¿Quién no ha vibrado de emoción al escuchar a Luciano Pavarotti su trepidante “Nessun dorma” (Nadie duerma) de la obra cumbre de Puccini “Turandot”? Pero en esta ópera coral del amor apasionado del Príncipe Calaf hacia la Princesa Turandot y los avatares para conseguirla, hay otra historia secundaria, de menor protagonismo, aunque más emotiva: es la de la esclava Liú y su desvelo por el Rey Timur, padre de Calaf.
Las breves palabras que desvelan esta historia no pueden ser más conmovedoras: Timur confiesa “Perdida la batalla, yo, un viejo rey sin reino y puesto en fuga, oí una voz que me decía: -Ven conmigo, seré tu guía…! Era Liú (…) Caí yo abatido, y ella me secó las lágrimas, ha mendigado para mí”. Calaf la interroga: -“Liú… ¿Quién eres? Y, por qué has compartido tantas angustias?” Y este era el gran secreto, en este punto revelado: -“No soy nadie… una esclava, señor. Lo hice porque un día en palacio me sonreísteis”. He aquí la grandeza y el poder de una sonrisa, que le llevará incluso a dar la vida para defender la del rey.

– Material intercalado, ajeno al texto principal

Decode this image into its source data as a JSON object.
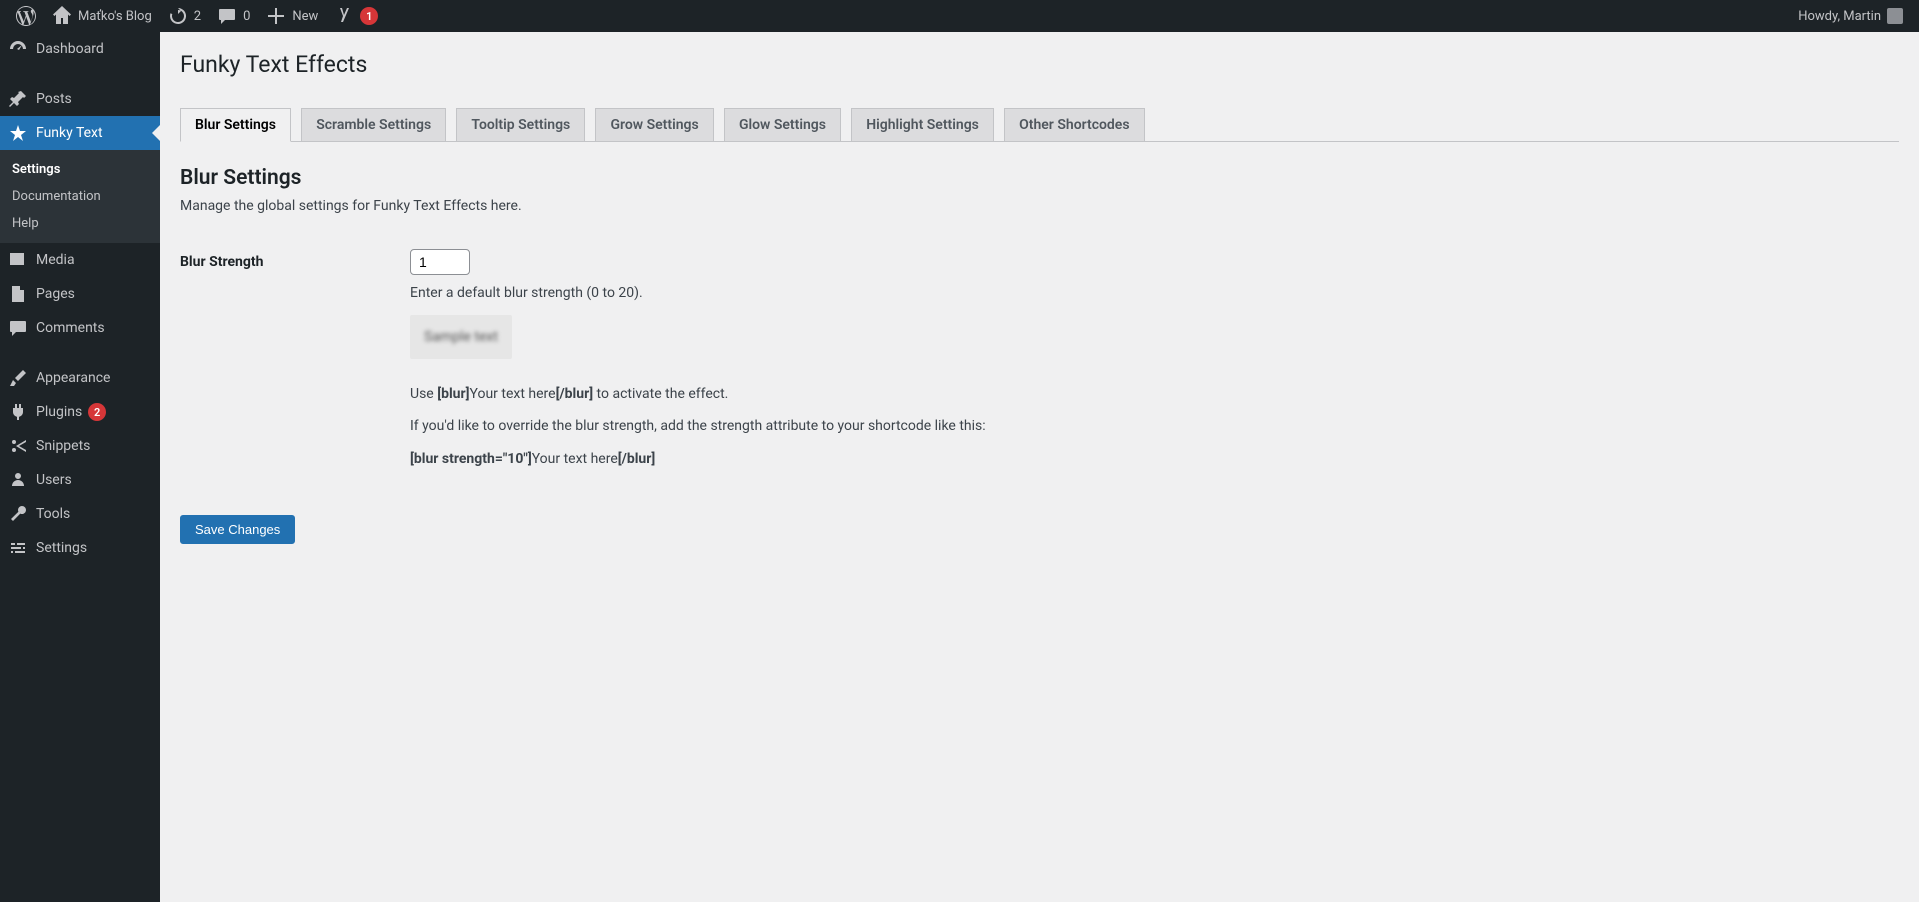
{
  "adminbar": {
    "site_name": "Maťko's Blog",
    "updates_count": "2",
    "comments_count": "0",
    "new_label": "New",
    "yoast_notice": "1",
    "howdy": "Howdy, Martin"
  },
  "sidebar": {
    "items": [
      {
        "label": "Dashboard"
      },
      {
        "label": "Posts"
      },
      {
        "label": "Funky Text"
      },
      {
        "label": "Media"
      },
      {
        "label": "Pages"
      },
      {
        "label": "Comments"
      },
      {
        "label": "Appearance"
      },
      {
        "label": "Plugins",
        "badge": "2"
      },
      {
        "label": "Snippets"
      },
      {
        "label": "Users"
      },
      {
        "label": "Tools"
      },
      {
        "label": "Settings"
      }
    ],
    "funky_submenu": [
      {
        "label": "Settings",
        "current": true
      },
      {
        "label": "Documentation"
      },
      {
        "label": "Help"
      }
    ]
  },
  "page": {
    "title": "Funky Text Effects",
    "tabs": [
      "Blur Settings",
      "Scramble Settings",
      "Tooltip Settings",
      "Grow Settings",
      "Glow Settings",
      "Highlight Settings",
      "Other Shortcodes"
    ],
    "section_title": "Blur Settings",
    "section_desc": "Manage the global settings for Funky Text Effects here.",
    "blur_strength": {
      "label": "Blur Strength",
      "value": "1",
      "hint": "Enter a default blur strength (0 to 20).",
      "sample": "Sample text",
      "usage_prefix": "Use ",
      "usage_open": "[blur]",
      "usage_mid": "Your text here",
      "usage_close": "[/blur]",
      "usage_suffix": " to activate the effect.",
      "override_intro": "If you'd like to override the blur strength, add the strength attribute to your shortcode like this:",
      "override_open": "[blur strength=\"10\"]",
      "override_mid": "Your text here",
      "override_close": "[/blur]"
    },
    "save_label": "Save Changes"
  }
}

No sé si en la vida real se dará el caso de Liú, pero lo que sí es evidente es que una sonrisa allanará más de una situación tensa incluso en las circunstancias más comunes de la vida: en el comercio, en el autobús o en aquellos lugares en los que hay que realizar gestiones personalmente, pedir información, etc.
El dirigirse a otra persona con la amabilidad de una sonrisa rompe muchas veces la tensión del cansancio, la monotonía o el hastío y, sobre todo, aumenta la facilidad del diálogo. Es el poder singular y la grandeza de una sonrisa.